Clinical trials will be reported following the CONSORT guidelines; the fill in checklist and the flow diagram will be uploading at submission. ICMJE recommends registering clinical trials before or during recruitment of participants. Authors must state the clinical trial registration number and the registry date in the manuscript and at the end of the abstract.

Anonymous surveys would not require the consent of the participants, since the acceptance to participate in them would imply consent. If the data collection of the survey is part of a research project, it must be submitted to the evaluation of an ethics committee.

Authors must have obtained the consent of the patient or comply with the protocol established in each center in order to access the clinical registry of patients for research purposes.

When experimental research on animals was performed, authors must state the legislation and/or institutional guideline they complied with, as well as the name of the ethics committee that approved the study along with its registration number.

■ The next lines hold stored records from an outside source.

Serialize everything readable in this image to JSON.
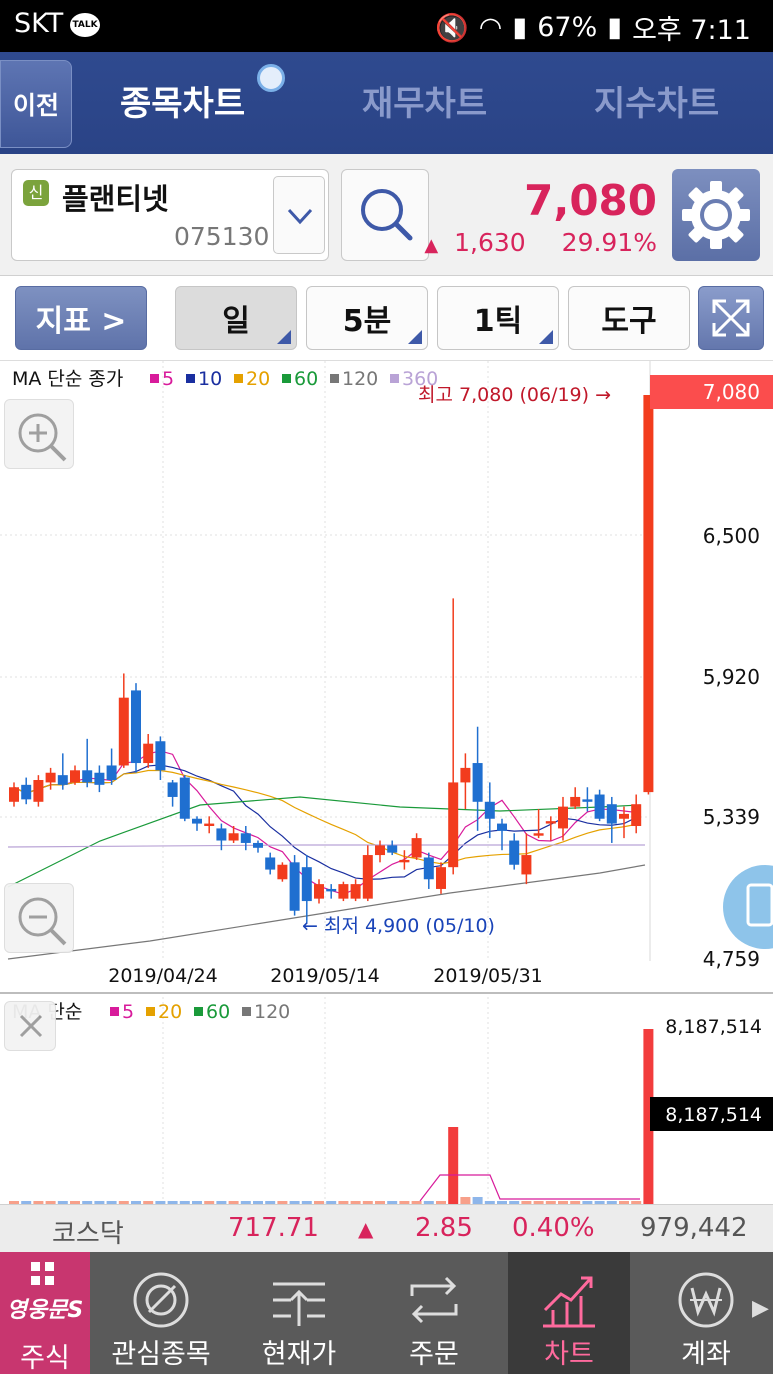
{
  "status_bar": {
    "carrier": "SKT",
    "talk_badge": "TALK",
    "battery": "67%",
    "time": "오후 7:11"
  },
  "header": {
    "back_label": "이전",
    "tabs": [
      {
        "label": "종목차트",
        "active": true
      },
      {
        "label": "재무차트",
        "active": false
      },
      {
        "label": "지수차트",
        "active": false
      }
    ]
  },
  "stock": {
    "badge": "신",
    "name": "플랜티넷",
    "code": "075130",
    "price": "7,080",
    "change_arrow": "▲",
    "change": "1,630",
    "change_pct": "29.91%",
    "up_color": "#d8245c"
  },
  "toolbar": {
    "indicator_label": "지표 >",
    "period_day": "일",
    "period_5min": "5분",
    "period_1tick": "1틱",
    "tools_label": "도구"
  },
  "price_chart": {
    "legend_prefix": "MA 단순 종가",
    "legend": [
      {
        "label": "5",
        "color": "#d81b9b"
      },
      {
        "label": "10",
        "color": "#1a2fa0"
      },
      {
        "label": "20",
        "color": "#e5a100"
      },
      {
        "label": "60",
        "color": "#1a9a3a"
      },
      {
        "label": "120",
        "color": "#777777"
      },
      {
        "label": "360",
        "color": "#b9a3d6"
      }
    ],
    "high_annotation": "최고 7,080 (06/19) →",
    "low_annotation": "← 최저 4,900 (05/10)",
    "current_price_tag": "7,080",
    "y_ticks": [
      "7,080",
      "6,500",
      "5,920",
      "5,339",
      "4,759"
    ],
    "x_ticks": [
      "2019/04/24",
      "2019/05/14",
      "2019/05/31"
    ]
  },
  "volume_chart": {
    "legend_prefix": "MA 단순",
    "legend": [
      {
        "label": "5",
        "color": "#d81b9b"
      },
      {
        "label": "20",
        "color": "#e5a100"
      },
      {
        "label": "60",
        "color": "#1a9a3a"
      },
      {
        "label": "120",
        "color": "#777777"
      }
    ],
    "max_label": "8,187,514",
    "current_tag": "8,187,514"
  },
  "chart_data": {
    "type": "candlestick",
    "title": "",
    "ylim": [
      4759,
      7080
    ],
    "y_ticks": [
      7080,
      6500,
      5920,
      5339,
      4759
    ],
    "x_ticks": [
      "2019/04/24",
      "2019/05/14",
      "2019/05/31"
    ],
    "high": {
      "value": 7080,
      "date": "06/19"
    },
    "low": {
      "value": 4900,
      "date": "05/10"
    },
    "candles": [
      {
        "o": 5400,
        "c": 5460,
        "h": 5480,
        "l": 5380
      },
      {
        "o": 5470,
        "c": 5410,
        "h": 5500,
        "l": 5390
      },
      {
        "o": 5400,
        "c": 5490,
        "h": 5510,
        "l": 5380
      },
      {
        "o": 5480,
        "c": 5520,
        "h": 5540,
        "l": 5450
      },
      {
        "o": 5510,
        "c": 5470,
        "h": 5600,
        "l": 5450
      },
      {
        "o": 5480,
        "c": 5530,
        "h": 5550,
        "l": 5470
      },
      {
        "o": 5530,
        "c": 5480,
        "h": 5660,
        "l": 5460
      },
      {
        "o": 5520,
        "c": 5470,
        "h": 5550,
        "l": 5440
      },
      {
        "o": 5550,
        "c": 5490,
        "h": 5620,
        "l": 5470
      },
      {
        "o": 5550,
        "c": 5830,
        "h": 5930,
        "l": 5540
      },
      {
        "o": 5860,
        "c": 5560,
        "h": 5890,
        "l": 5520
      },
      {
        "o": 5560,
        "c": 5640,
        "h": 5680,
        "l": 5540
      },
      {
        "o": 5650,
        "c": 5530,
        "h": 5670,
        "l": 5490
      },
      {
        "o": 5480,
        "c": 5420,
        "h": 5490,
        "l": 5380
      },
      {
        "o": 5500,
        "c": 5330,
        "h": 5510,
        "l": 5320
      },
      {
        "o": 5330,
        "c": 5310,
        "h": 5340,
        "l": 5280
      },
      {
        "o": 5300,
        "c": 5310,
        "h": 5340,
        "l": 5270
      },
      {
        "o": 5290,
        "c": 5240,
        "h": 5310,
        "l": 5200
      },
      {
        "o": 5240,
        "c": 5270,
        "h": 5300,
        "l": 5230
      },
      {
        "o": 5270,
        "c": 5230,
        "h": 5300,
        "l": 5200
      },
      {
        "o": 5230,
        "c": 5210,
        "h": 5240,
        "l": 5190
      },
      {
        "o": 5170,
        "c": 5120,
        "h": 5190,
        "l": 5100
      },
      {
        "o": 5080,
        "c": 5140,
        "h": 5150,
        "l": 5070
      },
      {
        "o": 5150,
        "c": 4950,
        "h": 5180,
        "l": 4930
      },
      {
        "o": 5130,
        "c": 4990,
        "h": 5180,
        "l": 4900
      },
      {
        "o": 5000,
        "c": 5060,
        "h": 5080,
        "l": 4980
      },
      {
        "o": 5040,
        "c": 5030,
        "h": 5060,
        "l": 5000
      },
      {
        "o": 5000,
        "c": 5060,
        "h": 5070,
        "l": 4990
      },
      {
        "o": 5000,
        "c": 5060,
        "h": 5080,
        "l": 4990
      },
      {
        "o": 5000,
        "c": 5180,
        "h": 5220,
        "l": 4990
      },
      {
        "o": 5180,
        "c": 5220,
        "h": 5240,
        "l": 5150
      },
      {
        "o": 5220,
        "c": 5190,
        "h": 5240,
        "l": 5180
      },
      {
        "o": 5150,
        "c": 5160,
        "h": 5200,
        "l": 5120
      },
      {
        "o": 5170,
        "c": 5250,
        "h": 5270,
        "l": 5160
      },
      {
        "o": 5170,
        "c": 5080,
        "h": 5190,
        "l": 5040
      },
      {
        "o": 5040,
        "c": 5130,
        "h": 5150,
        "l": 5020
      },
      {
        "o": 5130,
        "c": 5480,
        "h": 6240,
        "l": 5100
      },
      {
        "o": 5480,
        "c": 5540,
        "h": 5600,
        "l": 5370
      },
      {
        "o": 5560,
        "c": 5400,
        "h": 5710,
        "l": 5280
      },
      {
        "o": 5400,
        "c": 5330,
        "h": 5480,
        "l": 5250
      },
      {
        "o": 5310,
        "c": 5280,
        "h": 5330,
        "l": 5200
      },
      {
        "o": 5240,
        "c": 5140,
        "h": 5270,
        "l": 5120
      },
      {
        "o": 5100,
        "c": 5180,
        "h": 5270,
        "l": 5060
      },
      {
        "o": 5260,
        "c": 5270,
        "h": 5370,
        "l": 5250
      },
      {
        "o": 5310,
        "c": 5320,
        "h": 5340,
        "l": 5240
      },
      {
        "o": 5290,
        "c": 5380,
        "h": 5420,
        "l": 5240
      },
      {
        "o": 5380,
        "c": 5420,
        "h": 5460,
        "l": 5370
      },
      {
        "o": 5410,
        "c": 5400,
        "h": 5460,
        "l": 5360
      },
      {
        "o": 5430,
        "c": 5330,
        "h": 5450,
        "l": 5320
      },
      {
        "o": 5390,
        "c": 5310,
        "h": 5420,
        "l": 5230
      },
      {
        "o": 5330,
        "c": 5350,
        "h": 5380,
        "l": 5250
      },
      {
        "o": 5300,
        "c": 5390,
        "h": 5430,
        "l": 5270
      },
      {
        "o": 5440,
        "c": 7080,
        "h": 7080,
        "l": 5430
      }
    ]
  },
  "index_bar": {
    "name": "코스닥",
    "value": "717.71",
    "arrow": "▲",
    "change": "2.85",
    "pct": "0.40%",
    "volume": "979,442"
  },
  "bottom_nav": {
    "items": [
      {
        "label": "주식",
        "icon": "grid-icon"
      },
      {
        "label": "관심종목",
        "icon": "target-icon"
      },
      {
        "label": "현재가",
        "icon": "quote-icon"
      },
      {
        "label": "주문",
        "icon": "exchange-icon"
      },
      {
        "label": "차트",
        "icon": "chart-icon"
      },
      {
        "label": "계좌",
        "icon": "won-icon"
      }
    ],
    "brand_label": "영웅문S"
  }
}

An ethical statement must be included into the Material and Methods section, containing guidelines/legislation followed, the name of the ethics committee that gave its approval, the registration number, and authors declaration that written consent from the participants and from the copyright owner to reproduce any proprietary element was obtained. The corresponding author must keep the documents and send them to the journal only if they are required.

The publication of an article that infringes these rules is the sole responsibility of the authors and may lead to retraction or withdrawal.